Q&A with Stefanie Bales


Q&A with Stefanie Bales

In the last exhibition of the year at Sparks Gallery, Stefanie Bales’ solo exhibition examines the theme of “imagination” through a visual exploration of collective subconscious. Amor Terrae: Letters to the Wild is the culmination of years of research and exploration into Gestalt principles of visual perception, the collective subconscious, and the artist’s own intuition and perspective on our interactions with the natural world. She draws from a range of styles—realism, surrealism, and pure abstraction—in the exploration of place and feeling. Below Bales explains how she develops these “dreamscapes” and the technique process behind them.


Sparks: Can you explain your subject matter in the show?

Bales: The work that I create I call “dreamscapes” because they are all non geographical. They reference landscapes and seascapes, but they are not any specific place because of the process I use. Instead they are amalgamations of different typographies that blend into one. You’ll look at a landscape and wonder “Is that Baja?” or “Oh, I’ve been to that place in Peru!” but you haven’t been, because it doesn’t exist in the way that I’ve painted it. And there will always be surreal elements in the painting based on time, space, and season; things are juxtaposed in a way that you would never see occurring in nature. That concept really pushes me creatively to form these nostalgic feeling landscapes.

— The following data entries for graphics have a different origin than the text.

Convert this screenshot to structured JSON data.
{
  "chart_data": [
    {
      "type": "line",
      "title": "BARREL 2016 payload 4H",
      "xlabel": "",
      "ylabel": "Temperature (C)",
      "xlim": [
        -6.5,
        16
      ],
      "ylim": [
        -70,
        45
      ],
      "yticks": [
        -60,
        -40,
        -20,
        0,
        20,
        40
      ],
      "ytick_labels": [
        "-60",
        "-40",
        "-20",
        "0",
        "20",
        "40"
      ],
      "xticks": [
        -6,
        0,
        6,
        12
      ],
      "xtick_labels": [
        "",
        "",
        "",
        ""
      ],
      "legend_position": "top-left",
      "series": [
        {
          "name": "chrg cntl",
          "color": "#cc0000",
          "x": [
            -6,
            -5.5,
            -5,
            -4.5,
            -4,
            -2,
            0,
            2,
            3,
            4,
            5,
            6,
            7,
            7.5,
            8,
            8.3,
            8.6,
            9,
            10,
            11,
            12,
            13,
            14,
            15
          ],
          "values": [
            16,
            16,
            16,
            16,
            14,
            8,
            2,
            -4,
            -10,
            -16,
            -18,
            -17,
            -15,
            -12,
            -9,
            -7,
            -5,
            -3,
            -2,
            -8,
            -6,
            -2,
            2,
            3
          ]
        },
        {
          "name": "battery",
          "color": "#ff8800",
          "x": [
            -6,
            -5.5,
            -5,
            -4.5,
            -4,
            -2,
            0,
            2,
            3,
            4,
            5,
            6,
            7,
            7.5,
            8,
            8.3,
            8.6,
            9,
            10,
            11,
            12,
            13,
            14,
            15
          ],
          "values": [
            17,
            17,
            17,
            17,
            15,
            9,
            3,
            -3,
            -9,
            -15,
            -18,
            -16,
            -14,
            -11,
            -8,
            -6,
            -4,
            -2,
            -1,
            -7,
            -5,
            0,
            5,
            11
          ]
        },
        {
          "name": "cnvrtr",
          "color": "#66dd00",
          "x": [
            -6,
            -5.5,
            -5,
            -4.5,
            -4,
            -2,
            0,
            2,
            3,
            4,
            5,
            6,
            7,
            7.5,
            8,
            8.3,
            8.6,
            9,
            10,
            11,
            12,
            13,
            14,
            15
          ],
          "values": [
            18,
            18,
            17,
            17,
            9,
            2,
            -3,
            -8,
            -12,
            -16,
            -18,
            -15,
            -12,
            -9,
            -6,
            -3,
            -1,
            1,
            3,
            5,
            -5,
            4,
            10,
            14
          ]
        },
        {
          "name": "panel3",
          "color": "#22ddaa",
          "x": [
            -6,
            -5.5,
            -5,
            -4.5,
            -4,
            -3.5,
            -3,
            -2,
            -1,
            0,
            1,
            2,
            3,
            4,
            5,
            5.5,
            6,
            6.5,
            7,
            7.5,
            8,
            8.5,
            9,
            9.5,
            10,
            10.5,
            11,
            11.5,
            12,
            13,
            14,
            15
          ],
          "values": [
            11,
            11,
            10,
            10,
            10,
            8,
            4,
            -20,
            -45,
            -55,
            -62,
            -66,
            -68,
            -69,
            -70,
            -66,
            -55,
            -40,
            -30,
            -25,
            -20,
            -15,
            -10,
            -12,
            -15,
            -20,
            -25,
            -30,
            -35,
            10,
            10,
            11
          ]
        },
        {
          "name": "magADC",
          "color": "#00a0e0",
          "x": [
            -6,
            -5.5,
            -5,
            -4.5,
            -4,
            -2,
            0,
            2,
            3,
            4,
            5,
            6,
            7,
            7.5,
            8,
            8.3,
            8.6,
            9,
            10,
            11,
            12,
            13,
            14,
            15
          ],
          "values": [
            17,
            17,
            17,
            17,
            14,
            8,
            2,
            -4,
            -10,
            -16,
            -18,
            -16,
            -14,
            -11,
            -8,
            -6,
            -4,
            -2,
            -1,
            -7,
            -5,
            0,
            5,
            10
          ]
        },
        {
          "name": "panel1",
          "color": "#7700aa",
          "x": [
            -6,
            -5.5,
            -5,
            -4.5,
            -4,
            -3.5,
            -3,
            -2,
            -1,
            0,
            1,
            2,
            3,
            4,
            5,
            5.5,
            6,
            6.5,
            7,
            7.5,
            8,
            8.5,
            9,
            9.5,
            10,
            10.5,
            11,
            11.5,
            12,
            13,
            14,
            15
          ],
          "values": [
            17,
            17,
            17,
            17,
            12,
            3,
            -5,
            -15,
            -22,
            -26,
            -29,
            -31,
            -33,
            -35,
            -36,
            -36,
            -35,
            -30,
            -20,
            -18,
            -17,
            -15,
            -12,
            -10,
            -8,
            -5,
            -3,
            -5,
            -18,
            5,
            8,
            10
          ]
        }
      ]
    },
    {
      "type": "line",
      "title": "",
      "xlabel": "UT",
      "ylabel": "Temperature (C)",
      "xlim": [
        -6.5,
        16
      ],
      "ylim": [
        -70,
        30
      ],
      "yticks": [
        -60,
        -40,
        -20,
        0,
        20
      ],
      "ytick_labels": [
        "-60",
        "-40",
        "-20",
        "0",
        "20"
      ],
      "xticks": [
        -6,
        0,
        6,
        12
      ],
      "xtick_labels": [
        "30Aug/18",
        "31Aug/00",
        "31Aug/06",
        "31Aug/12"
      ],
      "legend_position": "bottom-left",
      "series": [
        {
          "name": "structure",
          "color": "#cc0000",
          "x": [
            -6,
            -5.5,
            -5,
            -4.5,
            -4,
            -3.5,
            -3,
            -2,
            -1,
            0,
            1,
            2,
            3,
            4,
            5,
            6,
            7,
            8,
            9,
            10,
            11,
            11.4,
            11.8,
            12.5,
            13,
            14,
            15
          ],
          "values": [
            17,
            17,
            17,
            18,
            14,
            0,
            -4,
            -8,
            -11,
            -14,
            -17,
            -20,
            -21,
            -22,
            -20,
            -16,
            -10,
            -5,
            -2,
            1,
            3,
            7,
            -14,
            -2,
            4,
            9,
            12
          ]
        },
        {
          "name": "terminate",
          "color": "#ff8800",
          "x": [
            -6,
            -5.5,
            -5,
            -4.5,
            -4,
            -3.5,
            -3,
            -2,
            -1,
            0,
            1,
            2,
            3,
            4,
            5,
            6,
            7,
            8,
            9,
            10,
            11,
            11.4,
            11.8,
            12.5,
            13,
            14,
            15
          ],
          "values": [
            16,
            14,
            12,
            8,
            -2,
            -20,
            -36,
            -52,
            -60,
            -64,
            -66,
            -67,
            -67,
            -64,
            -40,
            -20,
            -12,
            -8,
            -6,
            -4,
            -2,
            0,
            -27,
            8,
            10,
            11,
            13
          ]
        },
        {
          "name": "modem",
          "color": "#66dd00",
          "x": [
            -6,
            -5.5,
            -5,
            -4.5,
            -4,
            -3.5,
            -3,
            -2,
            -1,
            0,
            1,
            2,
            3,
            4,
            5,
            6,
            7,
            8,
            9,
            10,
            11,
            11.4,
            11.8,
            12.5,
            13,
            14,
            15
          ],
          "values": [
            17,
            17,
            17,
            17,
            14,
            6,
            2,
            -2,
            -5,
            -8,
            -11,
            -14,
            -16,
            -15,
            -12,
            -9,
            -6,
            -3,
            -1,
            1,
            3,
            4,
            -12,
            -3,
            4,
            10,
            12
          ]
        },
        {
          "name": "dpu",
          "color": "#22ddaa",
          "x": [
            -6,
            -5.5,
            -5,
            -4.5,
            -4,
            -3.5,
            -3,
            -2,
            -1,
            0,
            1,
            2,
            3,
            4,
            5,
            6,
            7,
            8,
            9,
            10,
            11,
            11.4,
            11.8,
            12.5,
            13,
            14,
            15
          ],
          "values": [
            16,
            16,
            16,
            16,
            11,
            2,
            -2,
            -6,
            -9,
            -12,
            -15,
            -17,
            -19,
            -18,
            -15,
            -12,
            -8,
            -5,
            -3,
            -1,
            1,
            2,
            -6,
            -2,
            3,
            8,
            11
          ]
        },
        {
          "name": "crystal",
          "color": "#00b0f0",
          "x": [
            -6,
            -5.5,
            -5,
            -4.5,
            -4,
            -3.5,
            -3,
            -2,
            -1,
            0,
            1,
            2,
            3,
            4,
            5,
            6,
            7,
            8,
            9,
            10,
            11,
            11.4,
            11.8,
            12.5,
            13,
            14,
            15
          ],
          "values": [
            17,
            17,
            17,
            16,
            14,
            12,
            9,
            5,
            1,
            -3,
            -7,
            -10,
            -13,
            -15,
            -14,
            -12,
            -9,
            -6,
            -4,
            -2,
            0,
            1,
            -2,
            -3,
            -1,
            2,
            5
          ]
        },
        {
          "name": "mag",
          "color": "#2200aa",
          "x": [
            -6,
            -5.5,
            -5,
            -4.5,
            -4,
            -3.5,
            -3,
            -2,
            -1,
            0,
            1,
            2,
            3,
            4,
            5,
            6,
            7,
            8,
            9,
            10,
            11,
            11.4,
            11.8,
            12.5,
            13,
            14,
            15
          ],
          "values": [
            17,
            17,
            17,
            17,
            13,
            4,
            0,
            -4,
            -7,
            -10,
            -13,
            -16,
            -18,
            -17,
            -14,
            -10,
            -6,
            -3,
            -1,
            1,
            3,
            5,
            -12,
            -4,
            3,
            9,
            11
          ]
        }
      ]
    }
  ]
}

Stefanie Bales – Atlas Obscura

Sparks: Tell me about your creative process and the technical way you create the images in your paintings:

Bales: The process I use when I’m painting is always intuitive. I’ll have an idea or a piece of inspiration that sparks my creativity. But the process itself varies from one type of painting to the next. For the work that I’m known for, which is the hyperreal landscapes and seascapes, I use an original process I developed. I try to liken it to the idea of building out a collage. So I’ll take a specific visual element, like an ombre color fade or a cloud (I once did a whole painting inspired by graphic rug textures), and I will collect scraps of those things as long as they are on paper. Then I use a medium to pull the ink from the paper onto the canvas in little bits. I build out all of the imagery by repeating this process, and then I paint in, around, and over the inspiration pieces.

Sometimes the transfers work pretty fluidly, sometimes they almost totally fail. Either way, I try to work that into the painting so that if it does fail, I will usually paint over it and still see how I can continue to evolve it and still have that part fit into the narrative. I will work on it until it “middles out” to where the painting finally comes into itself, and that’s where it shows those surreal and hyperreal elements if the transfers work well.

Stefanie Bales – Pacific Light

Sparks: What is the reason you’ve created these specific compositions in your paintings? What’s the passion behind it?

Bales: It is truly a result of the process. I actually stumbled on it by accident; I was just in that state of play one day where I was toying around, and the idea came to me of bringing all these different pieces together of things that inspire me and that exist in nature one way or another. I can take those pieces and recreate them in my own voice, that’s what I think I was doing.

I like to say that I’m a painter of light; that is truly what inspires me. Honestly, the landscapes and the seascapes are the result of wanting to paint the sky and the interaction of the sun and the light on the landscape and sea below. So there’s the recurring inspirations and the different ways in which they play out. The idea is that I create these dreamscapes that are surreal and metaphysical and tap into Gestalt perceptual psychology. And the main theory behind that is “the whole is greater than the sum of its parts”. So you may look at a landscape at first and see one thing, but it’s not until you really get into it and start breaking down the image that it doesn’t really make sense or look a certain way. I like to say that my work reflects the way you see things when you close your eyes, so only the best parts, foregoing everything that isn’t the most beautiful.

Stefanie Bales – Magic in the Sky

Sparks: What is the most important advice you would want to share with young, aspiring artists?

Bales: I think it’s so hard depending on the season that you’re in to say any one thing, but one thing that I feel helped me in my path to get to where I am today is what I call “riding the wave”. So not forcing any specific thing to happen or any one direction. My work and my brand that I’ve now built are very multifaceted, and I find that I have seasons where I’m in heavy production mode with my personal work, or sometimes I’m doing a lot of client commission work. I do a lot of murals as well, so sometimes I’m on site everyday. There was even a year where I was basically like a full time muralist, which is not something I ever intended to do, but if you have work coming in you take it. It is about having multiple arms and a diversity of offerings and following the things that seem like they are in alignment and not forcing any one thing. I was never at any point as an artist like “I should move to LA or New York City and just try to make it”, that was not my prerogative or the lifestyle that I wanted. So I just took my time with my practice and moved forward as best I could. It’s always an evolution, so just understand that no two seasons are going to be alike.